Der Verstand ist sehr gut darin, Begründungen für das zu finden, was begründet werden soll. Doch untersuchen wir einmal näher das Faktische im Gegensatz zum Normativen (zu dem also, was wir glauben), so sehen wir, dass die wesentlichen Grundsätze unserer »freiheitlichen, demokratischen« Grundordnung nicht eingehalten werden: Die Gesellschaft basiert auf Lügen.
Das ist nicht weiter verwunderlich, denn der Verstand schafft es – wie bereits gesagt – immer wieder, für das jeweils eigene Interesse Rechtfertigungen zu finden, wenn sein Träger daraus Kapital schlagen kann.
Faktisch nicht vorhanden sind Redefreiheit (sie scheitert an der Kontrolle des öffentlichen Diskurses durch die Massenmedien) sowie die Freiheit, sich persönlich zu entfalten; selbst die Einhaltung der Menschenrechte wird teils mißachtet und die Märkte sind nur angeblich frei. Der Staat sorgt nicht dafür, dass die Unternehmen gegeneinander in Wettbewerb treten, sondern er verteilt Privilegien, mit denen Unternehmen den Markt mehr oder minder beherrschen können. Dass der Staat für Recht und Ordnung sorge, ist auch nicht so ganz richtig, denn zunächst einmal werden die erteilten Privilegien mit (struktureller) Gewalt verteidigt. Zudem sorgt die Menge an Gesetzen, die erlassen werden, tendenziell dafür, »dass alles, was erlaubt ist, auch obligatorisch wird«. So kann in einem gewissen Sinne nicht mehr von Recht gesprochen werden, da es ein solches ohne Wahlfreiheit nicht gibt.

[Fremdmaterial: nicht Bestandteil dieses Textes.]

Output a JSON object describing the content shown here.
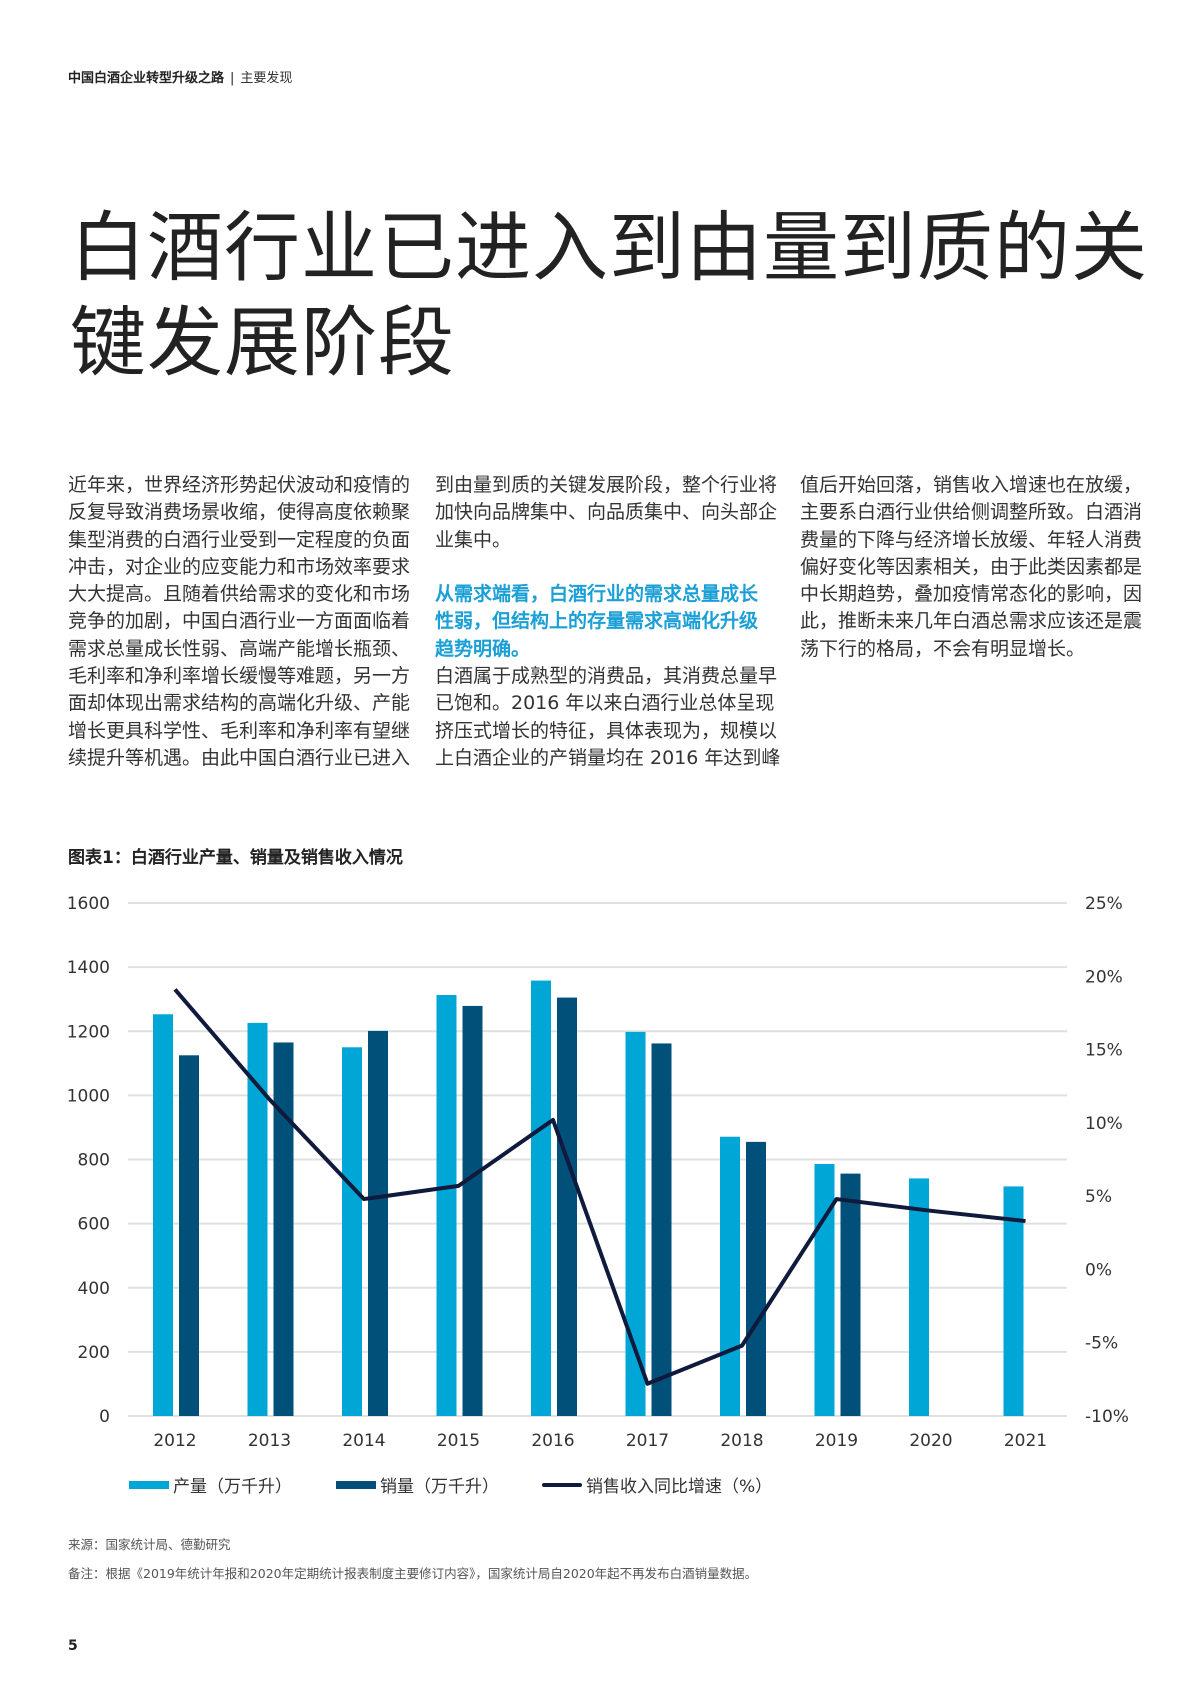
{
  "header": {
    "doc_title": "中国白酒企业转型升级之路",
    "separator": "|",
    "section": "主要发现"
  },
  "title": {
    "line1": "白酒行业已进入到由量到质的关",
    "line2": "键发展阶段"
  },
  "columns": {
    "col1": [
      "近年来，世界经济形势起伏波动和疫情的",
      "反复导致消费场景收缩，使得高度依赖聚",
      "集型消费的白酒行业受到一定程度的负面",
      "冲击，对企业的应变能力和市场效率要求",
      "大大提高。且随着供给需求的变化和市场",
      "竞争的加剧，中国白酒行业一方面面临着",
      "需求总量成长性弱、高端产能增长瓶颈、",
      "毛利率和净利率增长缓慢等难题，另一方",
      "面却体现出需求结构的高端化升级、产能",
      "增长更具科学性、毛利率和净利率有望继",
      "续提升等机遇。由此中国白酒行业已进入"
    ],
    "col2_p1": [
      "到由量到质的关键发展阶段，整个行业将",
      "加快向品牌集中、向品质集中、向头部企",
      "业集中。"
    ],
    "col2_highlight": [
      "从需求端看，白酒行业的需求总量成长",
      "性弱，但结构上的存量需求高端化升级",
      "趋势明确。"
    ],
    "col2_p2": [
      "白酒属于成熟型的消费品，其消费总量早",
      "已饱和。2016 年以来白酒行业总体呈现",
      "挤压式增长的特征，具体表现为，规模以",
      "上白酒企业的产销量均在 2016 年达到峰"
    ],
    "col3": [
      "值后开始回落，销售收入增速也在放缓，",
      "主要系白酒行业供给侧调整所致。白酒消",
      "费量的下降与经济增长放缓、年轻人消费",
      "偏好变化等因素相关，由于此类因素都是",
      "中长期趋势，叠加疫情常态化的影响，因",
      "此，推断未来几年白酒总需求应该还是震",
      "荡下行的格局，不会有明显增长。"
    ]
  },
  "chart_title": "图表1：白酒行业产量、销量及销售收入情况",
  "chart_data": {
    "type": "bar",
    "categories": [
      "2012",
      "2013",
      "2014",
      "2015",
      "2016",
      "2017",
      "2018",
      "2019",
      "2020",
      "2021"
    ],
    "left_axis": {
      "ylim": [
        0,
        1600
      ],
      "ticks": [
        "0",
        "200",
        "400",
        "600",
        "800",
        "1000",
        "1200",
        "1400",
        "1600"
      ]
    },
    "right_axis": {
      "ylim": [
        -10,
        25
      ],
      "ticks": [
        "-10%",
        "-5%",
        "0%",
        "5%",
        "10%",
        "15%",
        "20%",
        "25%"
      ]
    },
    "grid": true,
    "legend_position": "bottom-left",
    "series": [
      {
        "name": "产量（万千升）",
        "type": "bar",
        "axis": "left",
        "color": "#00a6d6",
        "values": [
          1253,
          1226,
          1150,
          1313,
          1358,
          1198,
          871,
          786,
          741,
          716
        ]
      },
      {
        "name": "销量（万千升）",
        "type": "bar",
        "axis": "left",
        "color": "#00507a",
        "values": [
          1125,
          1165,
          1201,
          1279,
          1305,
          1162,
          855,
          756,
          null,
          null
        ]
      },
      {
        "name": "销售收入同比增速（%）",
        "type": "line",
        "axis": "right",
        "color": "#0f1a3c",
        "values": [
          19.1,
          11.6,
          4.8,
          5.7,
          10.2,
          -7.8,
          -5.2,
          4.8,
          4.0,
          3.3
        ]
      }
    ]
  },
  "source": "来源：国家统计局、德勤研究",
  "note": "备注：根据《2019年统计年报和2020年定期统计报表制度主要修订内容》，国家统计局自2020年起不再发布白酒销量数据。",
  "page_number": "5"
}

Die Demokratie scheitert am Kapitalismus. In ihr bestehen die Hierarchien und die Klassenteilung der alten Gesellschaftsformen weiter. Es gibt in dieser Gesellschaft nicht gleiches Recht für alle, ebenso wenig wie es eine faire Verteilung der Ressourcen oder der Früchte der Arbeit gibt. Da laut der herrschenden Wirtschaftsmeinung Wachstum, Innovation und Fortschritt nur durch Kapitaleinsatz bewerkstelligt werden können, wird natürlich die Akkumulation von Kapital wenig oder gar nicht besteuert. Die Körperschaftssteuer wurde auf 15 % und auch der Spitzensteuersatz erheblich gesenkt. Der Lohn der Arbeiter und Angestellten trägt dagegen zunehmend die Last der Kosten der Sozialsysteme und muss weitestgehend die Einnahmen des Staates erwirtschaften, der nun »kein Geld mehr hat«. (Das war aber ja das Ziel der Steuerreform von 2000).

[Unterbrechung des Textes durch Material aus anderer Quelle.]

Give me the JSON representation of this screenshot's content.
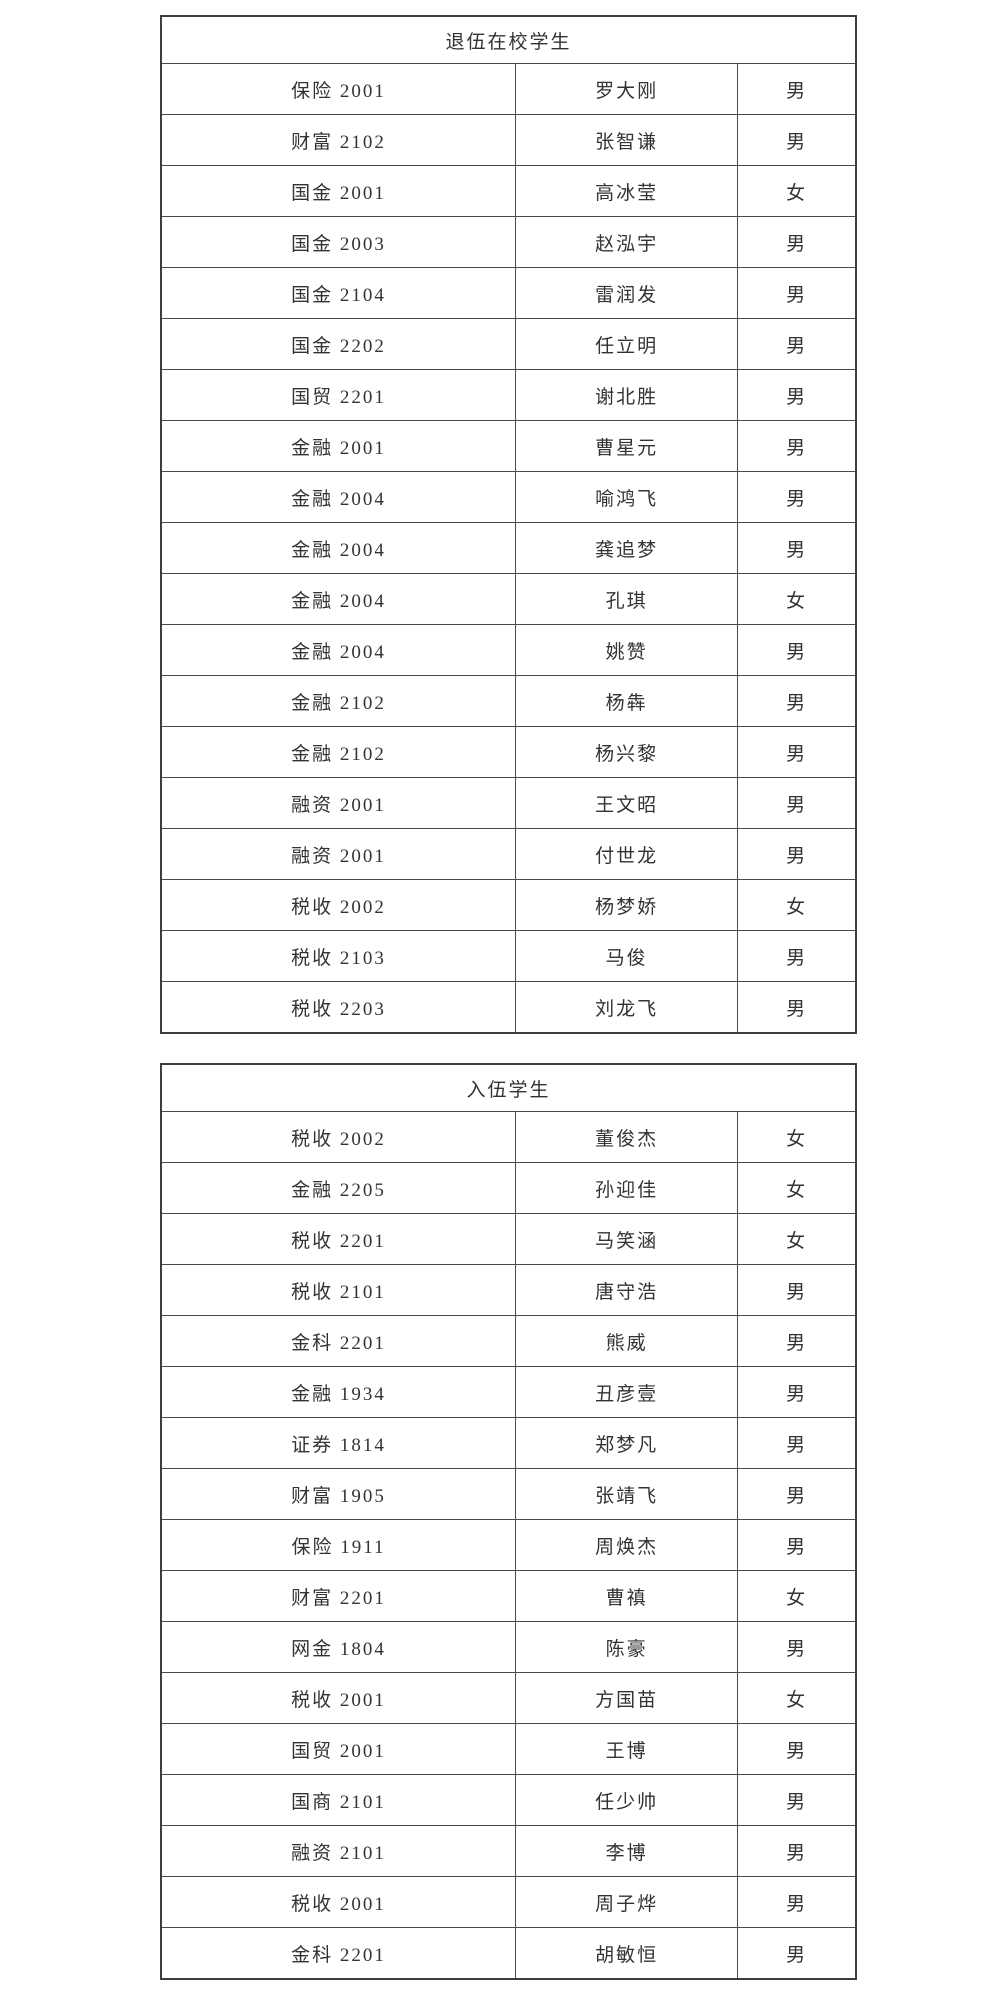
{
  "page": {
    "background": "#ffffff",
    "text_color": "#333333",
    "border_color": "#4a4a4a"
  },
  "tables": [
    {
      "title": "退伍在校学生",
      "columns": [
        "class",
        "name",
        "gender"
      ],
      "rows": [
        [
          "保险 2001",
          "罗大刚",
          "男"
        ],
        [
          "财富 2102",
          "张智谦",
          "男"
        ],
        [
          "国金 2001",
          "高冰莹",
          "女"
        ],
        [
          "国金 2003",
          "赵泓宇",
          "男"
        ],
        [
          "国金 2104",
          "雷润发",
          "男"
        ],
        [
          "国金 2202",
          "任立明",
          "男"
        ],
        [
          "国贸 2201",
          "谢北胜",
          "男"
        ],
        [
          "金融 2001",
          "曹星元",
          "男"
        ],
        [
          "金融 2004",
          "喻鸿飞",
          "男"
        ],
        [
          "金融 2004",
          "龚追梦",
          "男"
        ],
        [
          "金融 2004",
          "孔琪",
          "女"
        ],
        [
          "金融 2004",
          "姚赞",
          "男"
        ],
        [
          "金融 2102",
          "杨犇",
          "男"
        ],
        [
          "金融 2102",
          "杨兴黎",
          "男"
        ],
        [
          "融资 2001",
          "王文昭",
          "男"
        ],
        [
          "融资 2001",
          "付世龙",
          "男"
        ],
        [
          "税收 2002",
          "杨梦娇",
          "女"
        ],
        [
          "税收 2103",
          "马俊",
          "男"
        ],
        [
          "税收 2203",
          "刘龙飞",
          "男"
        ]
      ]
    },
    {
      "title": "入伍学生",
      "columns": [
        "class",
        "name",
        "gender"
      ],
      "rows": [
        [
          "税收 2002",
          "董俊杰",
          "女"
        ],
        [
          "金融 2205",
          "孙迎佳",
          "女"
        ],
        [
          "税收 2201",
          "马笑涵",
          "女"
        ],
        [
          "税收 2101",
          "唐守浩",
          "男"
        ],
        [
          "金科 2201",
          "熊威",
          "男"
        ],
        [
          "金融 1934",
          "丑彦壹",
          "男"
        ],
        [
          "证券 1814",
          "郑梦凡",
          "男"
        ],
        [
          "财富 1905",
          "张靖飞",
          "男"
        ],
        [
          "保险 1911",
          "周焕杰",
          "男"
        ],
        [
          "财富 2201",
          "曹禛",
          "女"
        ],
        [
          "网金 1804",
          "陈豪",
          "男"
        ],
        [
          "税收 2001",
          "方国苗",
          "女"
        ],
        [
          "国贸 2001",
          "王博",
          "男"
        ],
        [
          "国商 2101",
          "任少帅",
          "男"
        ],
        [
          "融资 2101",
          "李博",
          "男"
        ],
        [
          "税收 2001",
          "周子烨",
          "男"
        ],
        [
          "金科 2201",
          "胡敏恒",
          "男"
        ]
      ]
    }
  ]
}
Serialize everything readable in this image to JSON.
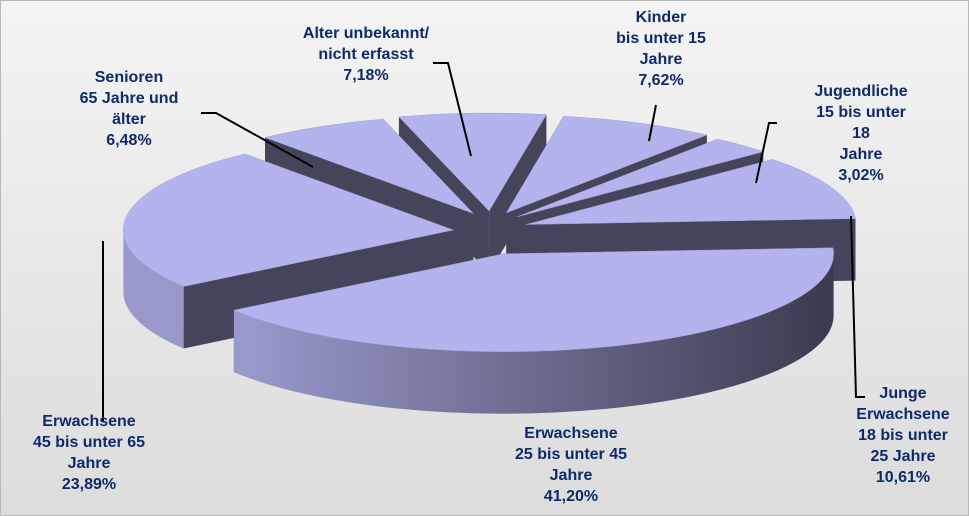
{
  "chart_data": {
    "type": "pie3d",
    "categories": [
      "Kinder\nbis unter 15\nJahre",
      "Jugendliche\n15 bis unter 18\nJahre",
      "Junge\nErwachsene\n18 bis unter\n25 Jahre",
      "Erwachsene\n25 bis unter 45\nJahre",
      "Erwachsene\n45 bis unter 65\nJahre",
      "Senioren\n65 Jahre und\nälter",
      "Alter unbekannt/\nnicht erfasst"
    ],
    "values": [
      7.62,
      3.02,
      10.61,
      41.2,
      23.89,
      6.48,
      7.18
    ],
    "value_labels": [
      "7,62%",
      "3,02%",
      "10,61%",
      "41,20%",
      "23,89%",
      "6,48%",
      "7,18%"
    ],
    "color": "#b3b3ee"
  }
}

Den neoliberalen Theoretikern ist es sehr recht, dass die »Ressourcen knapp sind« (d. h., dass das Geld knapp gehalten wird) und der Mensch auch in den westlichen Industrienationen gezwungen ist, sich, d. h. seine Arbeitskraft, zu verkaufen und dabei sehr wenig Wahl hat, wie und wo er das tut. Die Gestaltungsmöglichkeiten der Arbeitnehmer bleiben auf der Strecke, solange die Arbeitgeber das Postulat der Rendite und des Profits befolgen. In diesem Fall wird es immer einen Interessenkonflikt zwischen beiden Gruppen geben, der dazu führt, dass durch autoritäre Maßnahmen in einem hierarchischen System die Arbeitnehmer zur Leistung gezwungen werden können.

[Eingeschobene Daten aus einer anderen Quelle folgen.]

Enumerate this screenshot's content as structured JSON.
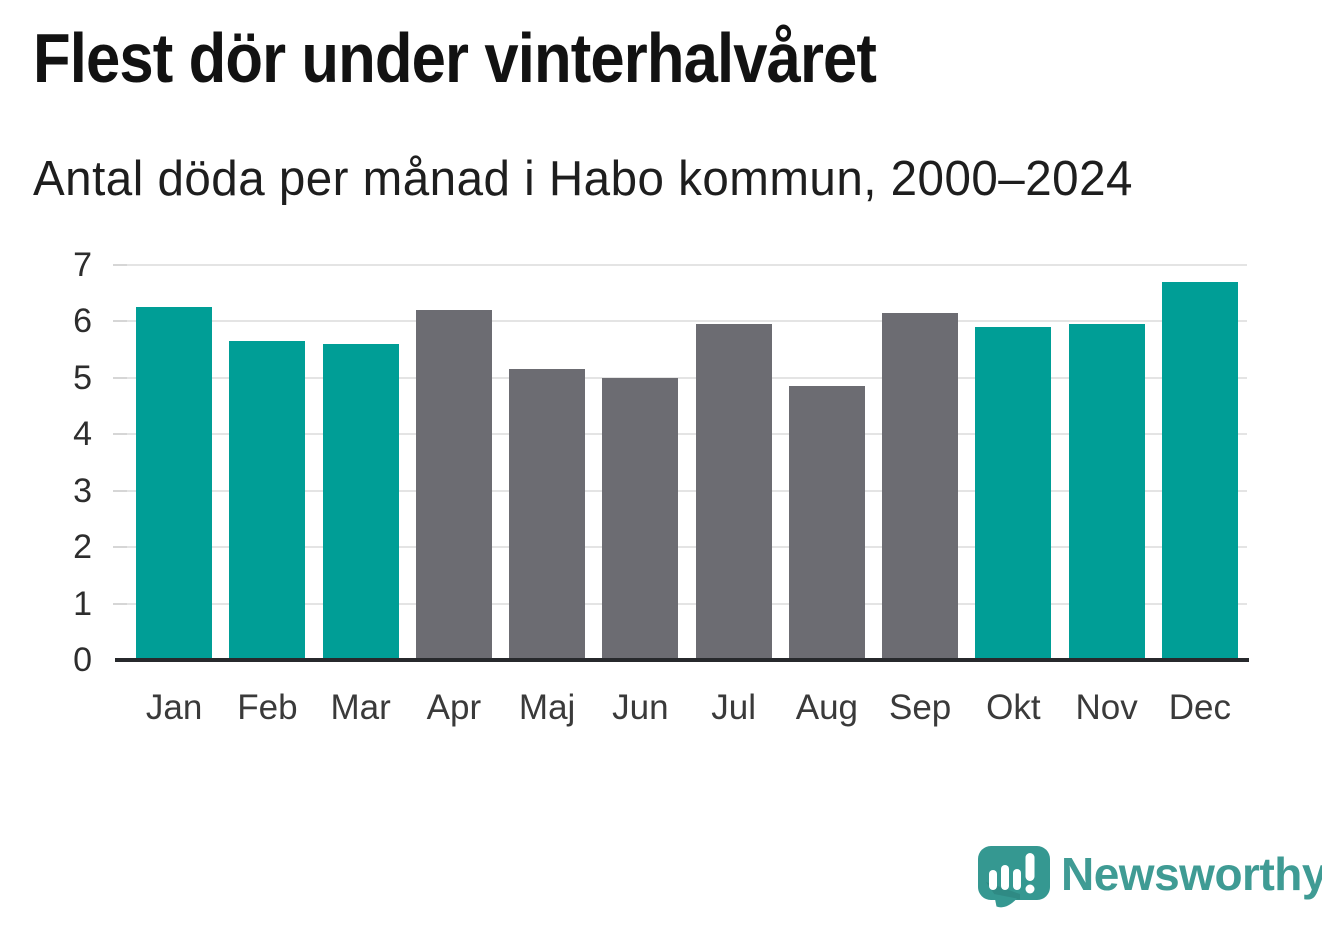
{
  "header": {
    "title": "Flest dör under vinterhalvåret",
    "subtitle": "Antal döda per månad i Habo kommun, 2000–2024"
  },
  "chart_data": {
    "type": "bar",
    "title": "Flest dör under vinterhalvåret",
    "subtitle": "Antal döda per månad i Habo kommun, 2000–2024",
    "categories": [
      "Jan",
      "Feb",
      "Mar",
      "Apr",
      "Maj",
      "Jun",
      "Jul",
      "Aug",
      "Sep",
      "Okt",
      "Nov",
      "Dec"
    ],
    "values": [
      6.25,
      5.65,
      5.6,
      6.2,
      5.15,
      5.0,
      5.95,
      4.85,
      6.15,
      5.9,
      5.95,
      6.7
    ],
    "bar_colors": [
      "teal",
      "teal",
      "teal",
      "gray",
      "gray",
      "gray",
      "gray",
      "gray",
      "gray",
      "teal",
      "teal",
      "teal"
    ],
    "colors": {
      "teal": "#009E96",
      "gray": "#6C6C72"
    },
    "ylim": [
      0,
      7
    ],
    "yticks": [
      0,
      1,
      2,
      3,
      4,
      5,
      6,
      7
    ],
    "grid": true,
    "legend": "none",
    "xlabel": "",
    "ylabel": "",
    "axis_color": "#27292C",
    "gridline_color": "#E4E4E4"
  },
  "footer": {
    "brand": "Newsworthy",
    "brand_color": "#3F9B94",
    "logo_icon_color": "#359891",
    "logo_icon": "speech-bubble-bar-chart-exclamation"
  }
}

Hohe Arbeitslosigkeit ist offiziell die große Herausforderung der Politik. Im Grunde aber können dadurch die Ansprüche der Arbeiter und Angestellten nach Einkommenssteigerungen und besseren Arbeitsverhältnissen niedergehalten werden. Die Diskussion geht in weiten Teilen darum, wie ein neuer Niedriglohnsektor geschaffen werden kann. Das wird natürlich von hochbezahlten Wirtschaftswissenschaftlern, Politikern und sogar Gewerkschaftlern diskutiert, die gar nicht mehr wissen, wie es ist, umgeben von der Konsumwelt nahe am Existenzminimum dahinzuvegetieren. Obwohl es genug zu tun gibt und es der Kultur und auch der Wissenschaft viele neue Impulse gäbe, wenn sich mehr Menschen mit ihnen beschäftigten, wird dies abgeblockt mit dem Slogan, dass es eine Frage des Geldes sei – und das ist der Geldelite vorbehalten.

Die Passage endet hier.